To compare model results with geodetic observations, we convert the observed and modeled volume change ΔV (m⁻³) into a geodetic mass balance mb_geo (kg m⁻² yr⁻¹) using

$$\begin{array}{}\text{(A1)}& {\mathrm{mb}}_{\mathrm{geo}}={\displaystyle \frac{\mathrm{\Delta }V}{A\cdot \mathrm{\Delta }t}}\cdot f_{\mathrm{\Delta }V},\end{array}$$

where A (m²) is the area of the reference outline , Δt (years) is the length of the period over which ΔV was observed, and f_ΔV (kg m⁻³) is for converting volume into mass. Following commonly used practice (Hugonnet et al., 2021a; Rounce et al., 2023; Zekollari et al., 2024), we use a density of 900 kg m⁻³ to convert OGGM volume change to mass and 850 kg m⁻³ to convert geodetic ΔV observations to mass (Huss, 2013; Hugonnet et al., 2021a). Density conversion for glacier mass change assessment is an unsolved challenge (Berthier et al., 2023). Therefore we investigated the influence of this density conversion factor by conducting additional runs with 790 and 900 kg m⁻³ (see Sect. 4.2 and Fig. S8).

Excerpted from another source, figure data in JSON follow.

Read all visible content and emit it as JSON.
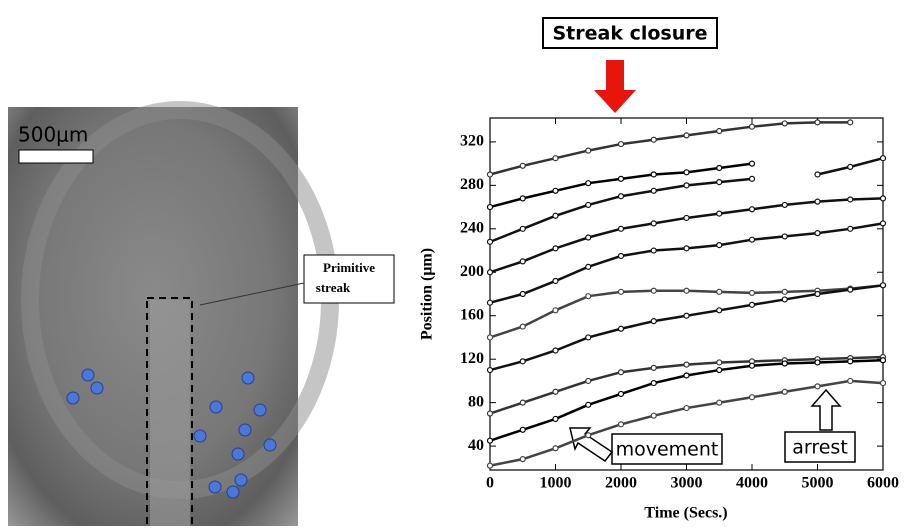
{
  "image_panel": {
    "scale_bar": "500μm",
    "label_lines": [
      "Primitive",
      "streak"
    ]
  },
  "chart_data": {
    "type": "line",
    "xlabel": "Time (Secs.)",
    "ylabel": "Position (μm)",
    "annotations": [
      "Streak closure",
      "movement",
      "arrest"
    ],
    "x": [
      0,
      500,
      1000,
      1500,
      2000,
      2500,
      3000,
      3500,
      4000,
      4500,
      5000,
      5500,
      6000
    ],
    "xlim": [
      0,
      6000
    ],
    "xticks": [
      0,
      1000,
      2000,
      3000,
      4000,
      5000,
      6000
    ],
    "ylim": [
      18,
      342
    ],
    "yticks": [
      40,
      80,
      120,
      160,
      200,
      240,
      280,
      320
    ],
    "series": [
      {
        "color": "#333333",
        "values": [
          290,
          298,
          305,
          312,
          318,
          322,
          326,
          330,
          334,
          337,
          338,
          338,
          null
        ]
      },
      {
        "color": "#000000",
        "values": [
          260,
          268,
          275,
          282,
          286,
          290,
          292,
          296,
          300,
          null,
          null,
          null,
          null
        ]
      },
      {
        "color": "#111111",
        "values": [
          228,
          240,
          252,
          262,
          270,
          275,
          280,
          283,
          286,
          null,
          290,
          297,
          305
        ]
      },
      {
        "color": "#111111",
        "values": [
          200,
          210,
          222,
          232,
          240,
          245,
          250,
          254,
          258,
          262,
          265,
          267,
          268
        ]
      },
      {
        "color": "#111111",
        "values": [
          172,
          180,
          192,
          205,
          215,
          220,
          222,
          225,
          230,
          233,
          236,
          240,
          245
        ]
      },
      {
        "color": "#444444",
        "values": [
          140,
          150,
          165,
          178,
          182,
          183,
          183,
          182,
          181,
          182,
          183,
          185,
          188
        ]
      },
      {
        "color": "#111111",
        "values": [
          110,
          118,
          128,
          140,
          148,
          155,
          160,
          165,
          170,
          175,
          180,
          184,
          188
        ]
      },
      {
        "color": "#333333",
        "values": [
          70,
          80,
          90,
          100,
          108,
          112,
          115,
          117,
          118,
          119,
          120,
          121,
          122
        ]
      },
      {
        "color": "#000000",
        "values": [
          45,
          55,
          65,
          78,
          88,
          98,
          105,
          110,
          114,
          116,
          117,
          118,
          119
        ]
      },
      {
        "color": "#444444",
        "values": [
          22,
          28,
          38,
          50,
          60,
          68,
          75,
          80,
          85,
          90,
          95,
          100,
          98
        ]
      }
    ]
  }
}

For each observation type we defined a range which we consider a satisfactory match: for volume ±1 % of total glacier volume, for geodetic mass balance ±1 $\mathrm{kg}{\mathrm{m}}^{-\mathrm{2}}{\mathrm{yr}}^{-\mathrm{1}}$, and for area ±1 % of glacier area. Depending on whether the dynamic calibration matches the defined ranges there are three possible outcomes: all parameters match observations within provided uncertainty (full success); volume and area match but geodetic mass balance is incomplete (part success); volume matches but no past glacier state can be found that matches the area, resulting in a “fixed-geometry spinup” or “static spinup”. In this case, a constant glacier surface geometry is assumed before the area observation date, and the area only evolves dynamically afterwards. Similarly, the volume is calculated backwards from the outline date (using a constant area) and only evolves dynamically afterwards. For OGGM regional, the dynamic spinup fully succeeds in simulating 76 glaciers (25.4 %), covering 48.3 km² (32.3 %). It partially succeeds for 173 glaciers (57.9 %), covering 98.8 km²(66 %), and employs a fixed-geometry spinup approach for the remaining 50 glaciers (16.7 %), which span 2.5 km² (1.6 %) (see Fig. S5).

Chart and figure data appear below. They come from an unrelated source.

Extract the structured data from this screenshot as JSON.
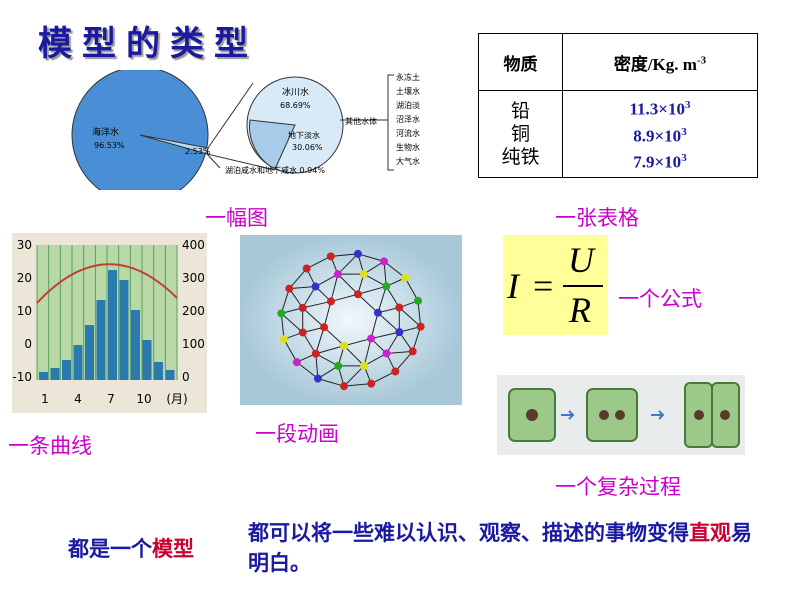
{
  "title": "模型的类型",
  "pie": {
    "ocean": "海洋水",
    "ocean_pct": "96.53%",
    "other_pct": "2.53%",
    "salt": "湖泊咸水和地下咸水 0.94%",
    "glacier": "冰川水",
    "glacier_pct": "68.69%",
    "ground": "地下淡水",
    "ground_pct": "30.06%",
    "others": "其他水体",
    "list": [
      "永冻土",
      "土壤水",
      "湖泊淡",
      "沼泽水",
      "河流水",
      "生物水",
      "大气水"
    ],
    "caption": "一幅图"
  },
  "table": {
    "header": [
      "物质",
      {
        "text": "密度/Kg.  m",
        "sup": "-3"
      }
    ],
    "names": [
      "铅",
      "铜",
      "纯铁"
    ],
    "densities": [
      {
        "text": "11.3×10",
        "sup": "3"
      },
      {
        "text": "8.9×10",
        "sup": "3"
      },
      {
        "text": "7.9×10",
        "sup": "3"
      }
    ],
    "caption": "一张表格"
  },
  "curve": {
    "left_ticks": [
      "30",
      "20",
      "10",
      "0",
      "-10"
    ],
    "right_ticks": [
      "400",
      "300",
      "200",
      "100",
      "0"
    ],
    "x_ticks": [
      "1",
      "4",
      "7",
      "10",
      "(月)"
    ],
    "caption": "一条曲线"
  },
  "animation": {
    "caption": "一段动画"
  },
  "formula": {
    "lhs": "I",
    "eq": "=",
    "num": "U",
    "den": "R",
    "caption": "一个公式"
  },
  "process": {
    "caption": "一个复杂过程"
  },
  "summary": {
    "label": [
      "都是一个",
      "模型"
    ],
    "text": [
      "都可以将一些难以认识、观察、描述的事物变得",
      "直观",
      "易明白。"
    ]
  }
}
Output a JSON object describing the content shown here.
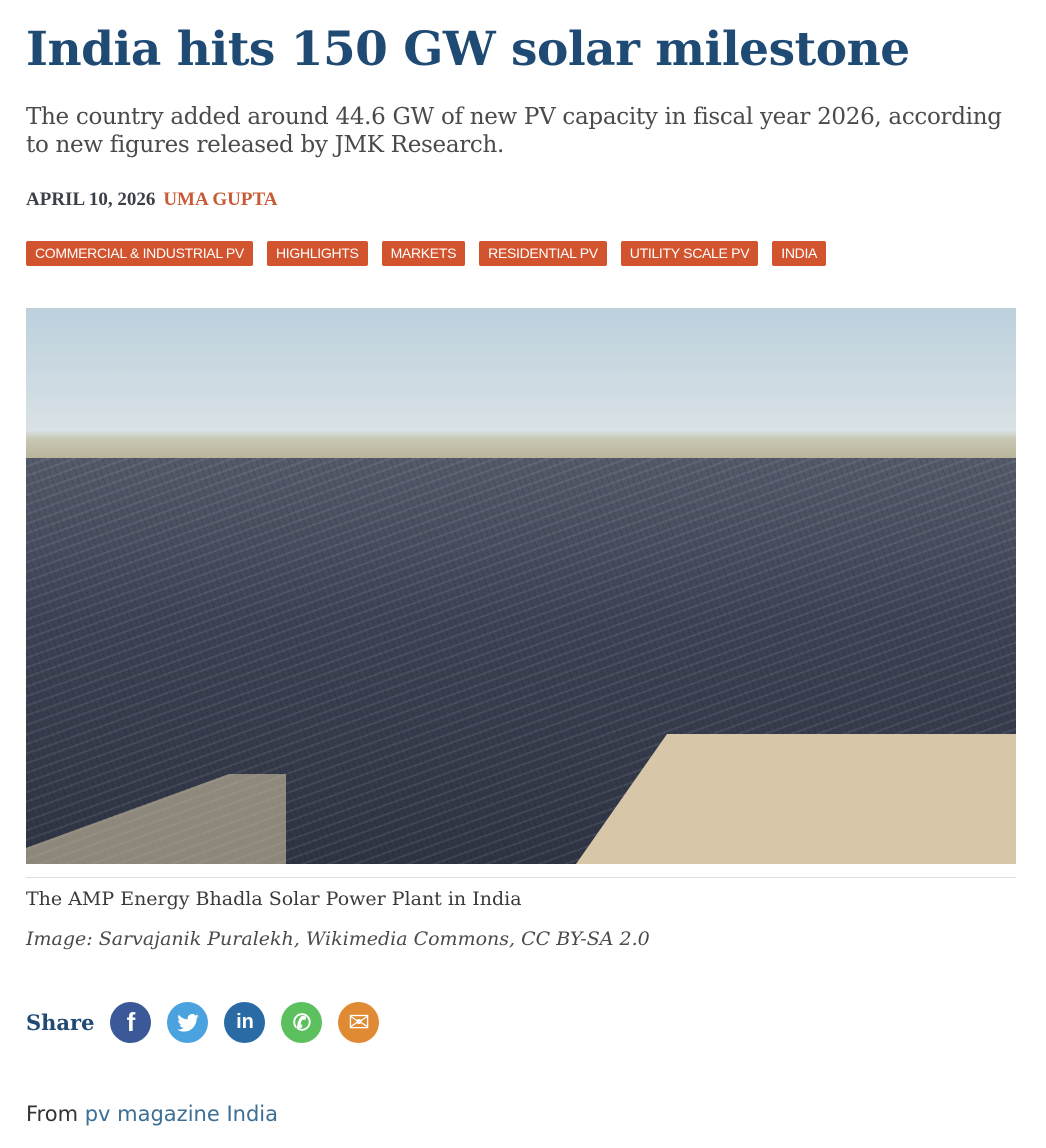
{
  "article": {
    "title": "India hits 150 GW solar milestone",
    "subtitle": "The country added around 44.6 GW of new PV capacity in fiscal year 2026, according to new figures released by JMK Research.",
    "date": "APRIL 10, 2026",
    "author": "UMA GUPTA",
    "tags": [
      "COMMERCIAL & INDUSTRIAL PV",
      "HIGHLIGHTS",
      "MARKETS",
      "RESIDENTIAL PV",
      "UTILITY SCALE PV",
      "INDIA"
    ],
    "caption": "The AMP Energy Bhadla Solar Power Plant in India",
    "credit": "Image: Sarvajanik Puralekh, Wikimedia Commons, CC BY-SA 2.0"
  },
  "share": {
    "label": "Share",
    "icons": [
      {
        "name": "facebook-icon",
        "glyph": "f",
        "color": "#3b5998"
      },
      {
        "name": "twitter-icon",
        "glyph": "🐦",
        "color": "#4aa3df"
      },
      {
        "name": "linkedin-icon",
        "glyph": "in",
        "color": "#2a6aa5"
      },
      {
        "name": "whatsapp-icon",
        "glyph": "✆",
        "color": "#5cc05f"
      },
      {
        "name": "email-icon",
        "glyph": "✉",
        "color": "#e08a33"
      }
    ]
  },
  "source": {
    "prefix": "From",
    "link": "pv magazine India"
  },
  "colors": {
    "title": "#1f4a74",
    "accent": "#d2542f"
  }
}
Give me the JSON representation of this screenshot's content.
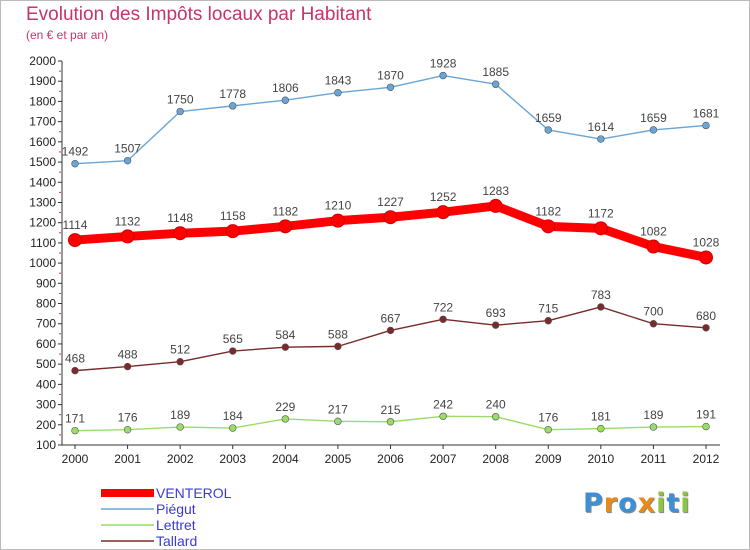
{
  "header": {
    "title": "Evolution des Impôts locaux par Habitant",
    "subtitle": "(en € et par an)"
  },
  "chart_data": {
    "type": "line",
    "title": "Evolution des Impôts locaux par Habitant",
    "subtitle": "(en € et par an)",
    "xlabel": "",
    "ylabel": "",
    "x": [
      2000,
      2001,
      2002,
      2003,
      2004,
      2005,
      2006,
      2007,
      2008,
      2009,
      2010,
      2011,
      2012
    ],
    "ylim": [
      100,
      2000
    ],
    "ytick_step": 100,
    "grid": false,
    "legend_position": "bottom-left",
    "series": [
      {
        "name": "VENTEROL",
        "color": "#ff0000",
        "emphasis": true,
        "values": [
          1114,
          1132,
          1148,
          1158,
          1182,
          1210,
          1227,
          1252,
          1283,
          1182,
          1172,
          1082,
          1028
        ]
      },
      {
        "name": "Piégut",
        "color": "#6aa5d7",
        "values": [
          1492,
          1507,
          1750,
          1778,
          1806,
          1843,
          1870,
          1928,
          1885,
          1659,
          1614,
          1659,
          1681
        ]
      },
      {
        "name": "Lettret",
        "color": "#99dd66",
        "values": [
          171,
          176,
          189,
          184,
          229,
          217,
          215,
          242,
          240,
          176,
          181,
          189,
          191
        ]
      },
      {
        "name": "Tallard",
        "color": "#7a2a2a",
        "values": [
          468,
          488,
          512,
          565,
          584,
          588,
          667,
          722,
          693,
          715,
          783,
          700,
          680
        ]
      }
    ]
  },
  "logo": {
    "letters": [
      {
        "ch": "P",
        "color": "#3d8fd8"
      },
      {
        "ch": "r",
        "color": "#e88a1a"
      },
      {
        "ch": "o",
        "color": "#3d8fd8"
      },
      {
        "ch": "x",
        "color": "#e88a1a"
      },
      {
        "ch": "i",
        "color": "#8cc63f"
      },
      {
        "ch": "t",
        "color": "#3d8fd8"
      },
      {
        "ch": "i",
        "color": "#8cc63f"
      }
    ]
  }
}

We try to avoid the use of this fixed-geometry spinup as far as possible; therefore the dynamic spinup tries to shorten the spinup period for two special cases. The special cases refer to the matching of the target area: first if the modeled glacier area is too small even when the glacier is close to growing outside the domain boundary and second if the modeled glacier area is too large even when we start from an ice-free glacier surface. In the case of a shortened period we add a fixed-geometry spinup at the beginning to ensure a smooth evolution of total volume and area with no jumps due to the changing number of glaciers. With this strategy OGGM regional dynamically initializes 171 glaciers (53.9 %), covering 136.8 km² (90.7 %), in 1979 and shortens the start year of the dynamic spinup to 1988 and 1996 for 39 glaciers (12.3 %), covering 6 km² (4 %) and 4.3 km² (2.9 %), respectively (see Fig. S5).

To showcase the advantages of the dynamic spinup over the static spinup we also conducted a run using the same regional observations as OGGM regional but only using a static spinup. Especially when comparing the model performance in the past, we see that the static spinup performs worse in matching the observations used for evaluation (see Fig. S11). Further, the dynamic spinup brings the modeled specific mass balance closer to the observed specific mass balance from WGMS in the period of 2000 to 2020 (see Table A1). All this enhances our confidence that this new calibration and initialization methodology provides significant added value.